Erwann a l’impression de marcher sur des œufs.

— Quelques-unes effectivement… confirme-t-elle sans en dire davantage.

— Je ne sais pas ce que tu as vécu avec tes ex, mais… j’ose espérer ne pas être comme eux. Et comme je le disais, avec ton métier, tu as assez à supporter. Par moments, j’ai peur de mal me comporter avec toi, de me laisser submerger par ma libido, d’avoir une attitude déplacée. Te regarder jouir m’a aussi procuré du plaisir, énormément de plaisir, tout comme te regarder durant cette séance photo. Si cela est réciproque, alors tout va bien, mais si tu te sens utilisée comme un objet, alors j’aurais franchement merdé, si tu me permets l’expression.

— Je comprends, finit-elle par dire après quelques secondes de silence. Tu veux que je t’avoue quelque chose ?

— Oui, bien sûr.

— Cela faisait longtemps que je ne m’étais pas sentie aussi belle, aussi désirée… tu m’as traitée avec plus de considération et de respect que n’importe lequel de mes ex, que n’importe lequel de mes clients, que n’importe qui en réalité.

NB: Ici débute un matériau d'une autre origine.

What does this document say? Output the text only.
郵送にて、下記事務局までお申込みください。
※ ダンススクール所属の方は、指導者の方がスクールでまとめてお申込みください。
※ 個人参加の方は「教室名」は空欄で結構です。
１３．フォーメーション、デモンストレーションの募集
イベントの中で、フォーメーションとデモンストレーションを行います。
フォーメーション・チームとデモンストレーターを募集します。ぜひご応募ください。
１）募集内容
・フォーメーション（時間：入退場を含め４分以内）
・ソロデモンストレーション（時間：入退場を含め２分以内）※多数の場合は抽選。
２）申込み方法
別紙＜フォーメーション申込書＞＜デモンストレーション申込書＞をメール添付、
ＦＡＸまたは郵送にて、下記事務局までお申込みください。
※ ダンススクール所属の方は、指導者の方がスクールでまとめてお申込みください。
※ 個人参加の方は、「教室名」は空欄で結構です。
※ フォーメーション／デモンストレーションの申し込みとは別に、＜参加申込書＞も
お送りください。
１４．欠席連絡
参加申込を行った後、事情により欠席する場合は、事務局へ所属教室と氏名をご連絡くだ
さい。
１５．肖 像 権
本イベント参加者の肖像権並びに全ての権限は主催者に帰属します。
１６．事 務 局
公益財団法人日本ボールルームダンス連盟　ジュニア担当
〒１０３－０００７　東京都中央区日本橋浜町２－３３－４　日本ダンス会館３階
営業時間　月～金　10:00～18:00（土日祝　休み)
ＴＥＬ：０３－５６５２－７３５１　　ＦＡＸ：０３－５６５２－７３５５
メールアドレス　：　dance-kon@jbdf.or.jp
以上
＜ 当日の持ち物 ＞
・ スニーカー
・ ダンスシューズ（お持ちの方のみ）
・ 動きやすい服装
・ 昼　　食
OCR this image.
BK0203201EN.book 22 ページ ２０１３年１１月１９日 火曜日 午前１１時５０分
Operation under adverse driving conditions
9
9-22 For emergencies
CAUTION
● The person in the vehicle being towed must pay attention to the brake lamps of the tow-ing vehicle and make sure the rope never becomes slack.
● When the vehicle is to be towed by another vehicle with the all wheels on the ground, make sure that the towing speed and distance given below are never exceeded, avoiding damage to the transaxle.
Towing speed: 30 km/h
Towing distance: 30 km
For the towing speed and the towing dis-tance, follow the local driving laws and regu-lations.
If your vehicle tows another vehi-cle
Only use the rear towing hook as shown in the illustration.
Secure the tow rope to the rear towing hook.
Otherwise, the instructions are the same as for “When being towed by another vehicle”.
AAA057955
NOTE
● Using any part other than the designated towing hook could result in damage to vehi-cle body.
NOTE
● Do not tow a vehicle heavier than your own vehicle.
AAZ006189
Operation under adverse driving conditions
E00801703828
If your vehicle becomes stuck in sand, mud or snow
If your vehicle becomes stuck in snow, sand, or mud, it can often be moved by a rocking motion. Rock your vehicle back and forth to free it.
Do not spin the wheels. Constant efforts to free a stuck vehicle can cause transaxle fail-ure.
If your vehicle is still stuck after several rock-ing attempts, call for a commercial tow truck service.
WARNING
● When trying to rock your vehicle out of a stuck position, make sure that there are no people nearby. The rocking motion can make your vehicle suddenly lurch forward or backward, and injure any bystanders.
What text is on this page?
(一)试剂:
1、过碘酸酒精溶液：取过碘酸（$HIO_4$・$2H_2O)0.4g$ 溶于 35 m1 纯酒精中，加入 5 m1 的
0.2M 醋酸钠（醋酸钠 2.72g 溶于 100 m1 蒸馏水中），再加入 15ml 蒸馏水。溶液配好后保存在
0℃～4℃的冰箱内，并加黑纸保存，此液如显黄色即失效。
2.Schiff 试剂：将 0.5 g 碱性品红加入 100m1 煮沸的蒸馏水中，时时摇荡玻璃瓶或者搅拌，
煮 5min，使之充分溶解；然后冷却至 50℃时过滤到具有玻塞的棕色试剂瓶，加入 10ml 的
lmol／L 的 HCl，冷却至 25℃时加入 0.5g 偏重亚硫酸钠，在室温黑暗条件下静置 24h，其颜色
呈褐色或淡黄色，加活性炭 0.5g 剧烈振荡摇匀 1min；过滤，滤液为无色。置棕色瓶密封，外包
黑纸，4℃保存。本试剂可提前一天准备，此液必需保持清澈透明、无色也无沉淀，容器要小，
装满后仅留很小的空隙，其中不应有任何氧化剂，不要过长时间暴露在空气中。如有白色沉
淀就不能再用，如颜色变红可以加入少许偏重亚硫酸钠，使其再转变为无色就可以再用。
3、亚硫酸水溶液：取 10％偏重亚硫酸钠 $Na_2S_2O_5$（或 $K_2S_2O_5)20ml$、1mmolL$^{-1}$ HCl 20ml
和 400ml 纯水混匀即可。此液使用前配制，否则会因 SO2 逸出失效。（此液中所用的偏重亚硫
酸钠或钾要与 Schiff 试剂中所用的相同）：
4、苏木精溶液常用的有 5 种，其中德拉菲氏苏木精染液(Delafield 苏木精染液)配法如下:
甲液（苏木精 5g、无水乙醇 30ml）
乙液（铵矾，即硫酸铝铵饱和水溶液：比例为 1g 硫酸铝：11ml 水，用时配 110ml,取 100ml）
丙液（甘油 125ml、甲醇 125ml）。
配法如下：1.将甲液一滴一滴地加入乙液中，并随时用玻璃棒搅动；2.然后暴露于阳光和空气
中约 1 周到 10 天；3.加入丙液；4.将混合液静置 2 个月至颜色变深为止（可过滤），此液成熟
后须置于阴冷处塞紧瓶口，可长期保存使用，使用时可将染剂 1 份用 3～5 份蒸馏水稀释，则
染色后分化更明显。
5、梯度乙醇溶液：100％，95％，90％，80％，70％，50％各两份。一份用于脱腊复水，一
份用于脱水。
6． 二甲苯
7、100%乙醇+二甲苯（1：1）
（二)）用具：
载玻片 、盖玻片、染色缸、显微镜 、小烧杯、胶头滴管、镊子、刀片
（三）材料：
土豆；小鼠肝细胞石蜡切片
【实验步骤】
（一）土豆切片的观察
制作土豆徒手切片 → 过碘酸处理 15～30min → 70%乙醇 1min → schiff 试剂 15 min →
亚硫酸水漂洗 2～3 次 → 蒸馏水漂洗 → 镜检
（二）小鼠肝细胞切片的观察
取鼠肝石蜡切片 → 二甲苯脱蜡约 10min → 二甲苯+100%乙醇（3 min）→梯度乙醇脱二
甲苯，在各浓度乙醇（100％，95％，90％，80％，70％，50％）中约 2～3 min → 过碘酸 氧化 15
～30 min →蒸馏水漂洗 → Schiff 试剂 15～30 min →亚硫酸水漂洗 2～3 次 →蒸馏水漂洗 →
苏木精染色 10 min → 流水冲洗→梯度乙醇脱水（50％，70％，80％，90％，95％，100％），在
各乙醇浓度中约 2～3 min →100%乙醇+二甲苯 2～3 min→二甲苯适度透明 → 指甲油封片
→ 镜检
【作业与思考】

Gwendoline faillit rajouter : que n’importe qui en dehors de ma thérapeute, mais elle trouve prématuré de lui confesser qu’elle se fait aider pour guérir de ses troubles du comportement alimentaire. L’image de Guillaume lui vient aussi furtivement en tête mais elle le chasse d’un clignement des yeux avant de reprendre :

— Tu es vraiment différent, si cela peut te rassurer. Tu me regardes d’une belle façon, Erwann, avec toi, je me sens… valorisée.

— Ça me fait plaisir ce que tu me dis. Vraiment. Cela me rassure. J’avais peur que tu me prennes pour un enfoiré.

— Ce n’est pas ce que je pense, reprend-elle, du tac au tac. Loin de là. Et si tu me désires, si tu me fais l’amour, si tu continues à te comporter comme tu l’as fait tout à l’heure… alors je te promets que cela me convient et que je ne me sens pas utilisée.